Cinta Abadi by Lathifa Oktaviana

45 13 2
                                    

Cinta Abadi


Pagi yang indah dihiasi sinarnya, kicauan- kicauan burung  membawa kedamaian sejati. Tenang,  damai dan hangat yang kurasa. Dalam dekapannya aku merasa aman. Bau tubuhnya sungguh harum melingkupi seisi ruangan.

Kejadian hari ini sungguh tak terduga. Aku sungguh merasa bahagia ketika dia di sisiku. Dia mendekapku melawan rindu. 

Biar aku beritahu kejadian romantis ini dimulai. Kemarin saat mentari pagi memancarkan keindahannya, seperti biasa aku datang kerumahnya memberi bekal kesukaannya. Aku memasak dengan sepenuh hati agar senyumannya dapat diberi.

Sayang seribu sayang ..., dia sudah mendapatkan bekal yang baru. Aku hanya menatapnya dari kejauhan. Matanya berbinar terang bagai rembulan di tengah malam.

Inikah kesalahanku karena tak membuatkannya bekal seminggu lalu? Apa dia lelah menunggu atau bosan masakanku?

Tak terasa air mataku mengalir jatuh ke bumi. Bekal ini ku genggam erat hingga membekas kuku jariku. Aku tersenyum melihatnya bahagia dengan yang baru. Meski hati ini menangis tersedu- sedu.

Di dalam keterpakuanku, sapuan bulu- bulu menampakkan dalam ambang kesadaran. Tatapanku mengalih pada sesuatu di bawahku. Hitam legam tapi buram, sepertinya kucing manis ini lapar.

Aku membawanya mengunjungi rumahku. Terdapat ikan dan ayam di atas meja dan ku berikan padanya. Ikan itu dilahapnya habis, lalu diseretnya ayam. Ayam yang lezat tak mampu menolak ketika baru saja tersentuh lalu dibuang tak termakan.

Seketika aku tersadar inilah jawabannya. Sore hari aku memasakkan makanan favoritnya untuk ku bawa ke rumahnya.

Saat aku sudah sampai di rumah dia, aku bertemu dengannya dengan raut terkejut. Memang aku tak pernah datang ke rumahnya pada sore hari, hari ini pertama kalinya. Dibukanya pintu rumah, aku dibiarkan menunggu lama.

Dia membawa piring- piring dan sendok. Kubukakan bekalku lalu aku sajikan di atas piring, “Makanlah.” ucapku padanya.

Entah apa perasaannya, dia hanya tersenyum dan mulai menyantap makanan itu. Hingga lenyap tak terbekas, aku dengan segenap hati membersihkan bekas pring, membersihkan rumahnya  hingga malam menjelang.
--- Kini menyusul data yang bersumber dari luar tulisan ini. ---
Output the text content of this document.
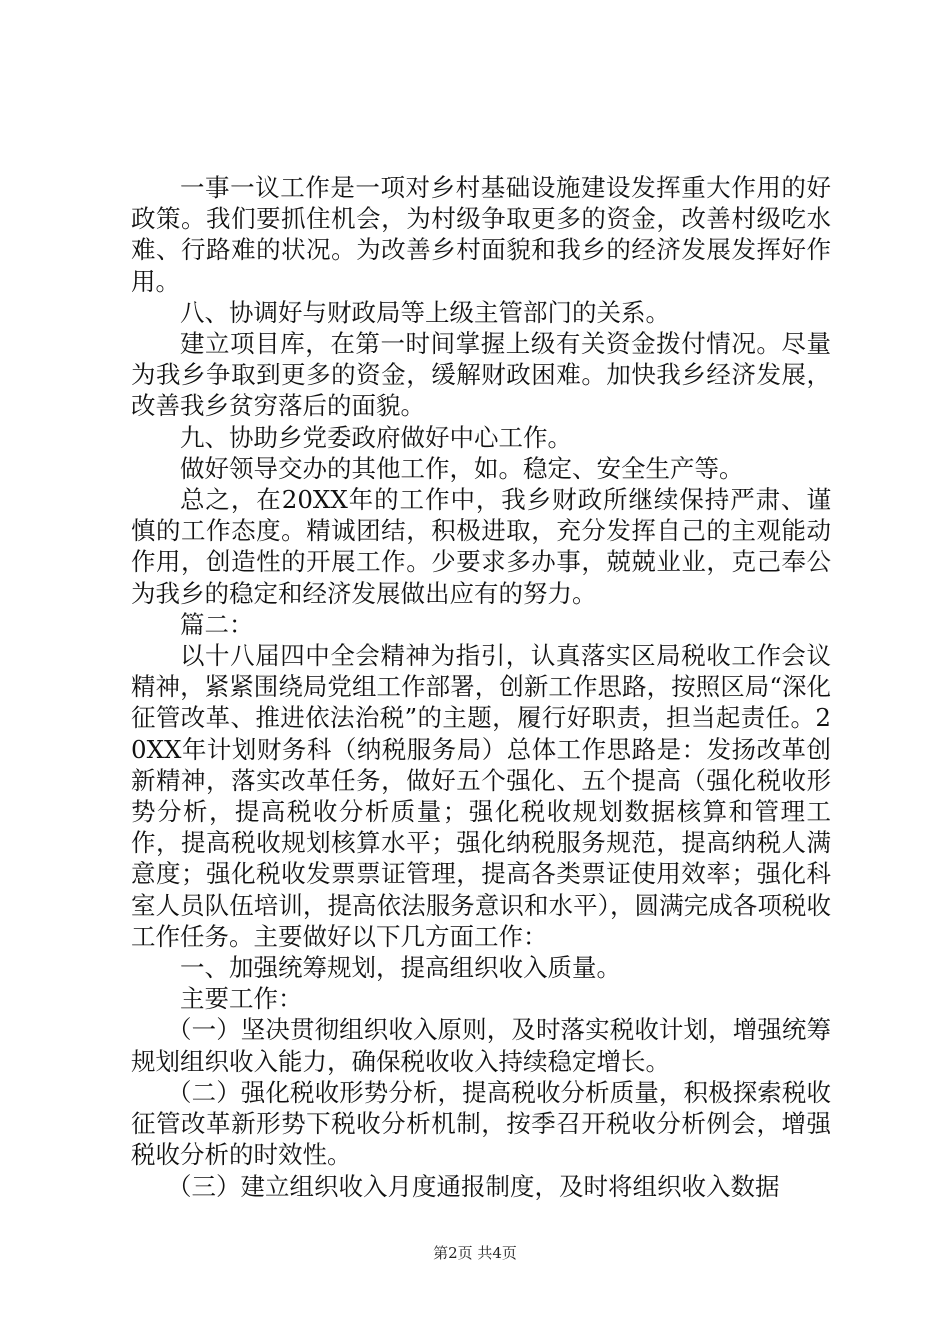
一事一议工作是一项对乡村基础设施建设发挥重大作用的好政策。我们要抓住机会，为村级争取更多的资金，改善村级吃水难、行路难的状况。为改善乡村面貌和我乡的经济发展发挥好作用。

八、协调好与财政局等上级主管部门的关系。

建立项目库，在第一时间掌握上级有关资金拨付情况。尽量为我乡争取到更多的资金，缓解财政困难。加快我乡经济发展，改善我乡贫穷落后的面貌。

九、协助乡党委政府做好中心工作。

做好领导交办的其他工作，如。稳定、安全生产等。

总之，在20XX年的工作中，我乡财政所继续保持严肃、谨慎的工作态度。精诚团结，积极进取，充分发挥自己的主观能动作用，创造性的开展工作。少要求多办事，兢兢业业，克己奉公为我乡的稳定和经济发展做出应有的努力。

篇二：

以十八届四中全会精神为指引，认真落实区局税收工作会议精神，紧紧围绕局党组工作部署，创新工作思路，按照区局“深化征管改革、推进依法治税”的主题，履行好职责，担当起责任。20XX年计划财务科（纳税服务局）总体工作思路是：发扬改革创新精神，落实改革任务，做好五个强化、五个提高（强化税收形势分析，提高税收分析质量；强化税收规划数据核算和管理工作，提高税收规划核算水平；强化纳税服务规范，提高纳税人满意度；强化税收发票票证管理，提高各类票证使用效率；强化科室人员队伍培训，提高依法服务意识和水平），圆满完成各项税收工作任务。主要做好以下几方面工作：

一、加强统筹规划，提高组织收入质量。

主要工作：

（一）坚决贯彻组织收入原则，及时落实税收计划，增强统筹规划组织收入能力，确保税收收入持续稳定增长。

（二）强化税收形势分析，提高税收分析质量，积极探索税收征管改革新形势下税收分析机制，按季召开税收分析例会，增强税收分析的时效性。

（三）建立组织收入月度通报制度，及时将组织收入数据

第2页 共4页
Aku menampakkan raut letih saat  dia datang memasuki dapur. Dia dengan baik hati menawariku menginap di rumahnya, terang saja aku sambut dengan hati berbunga- bunga.

Diarahkannya diriku ke arah kamarnya, dengan perlahan aku memasuki kamar itu, luas nan indah isinya. Bau maskulin ini yang ku suka, timbullah cintaku semakin membara.

Aku merebahkan tubuh letihku di ranjang, sambil menatap langit- langit kamar. Detik demi detik berlalu, bergerak mengukir waktu. Hewan malam yang halus berderik, angin malam melambai di cakrawala, hingga bulan pembawa kesunyian tak mampu membuatku terlelap. Ku hembuskan nafas gelisah, bergerak tak berirama semakin membuatku gundah.

Terpaksa aku keluar kamar untuk mengusir jenuh, tujuan awalku adalah dapur. Sekelilingku gelap total tak ada kehidupan. Pujaan hatiku telah terlelap damai membuat senyuman samar terbentang. Air dalam gelas penuh memasuki lambung kecilku yang mampu meredakan dahaga ini hingga tak terasa dua gelas tandas tak terbekas.

Entah dorongan dari mana aku pergi ke kamar dia. Ku buka perlahan pintu kamar, menampakkan sosok pria tampan yang terlelap damai. Wajah berseri seakan bulan kembali ke peraduannya, bulu lentik yang alami dan bibir tipis merona sungguh pahatan yang sempurna.

Aku mendekat pada kaca kamarnya, kuperlihatkan wajahku. Tak ada cacat, cantik, tubuhku ideal, ketika aku tersenyum ada rongga yang dalam. Lalu mengapa pria itu hingga kini tak mengakui perasaannya padaku? dimanakah letak kekuranganku?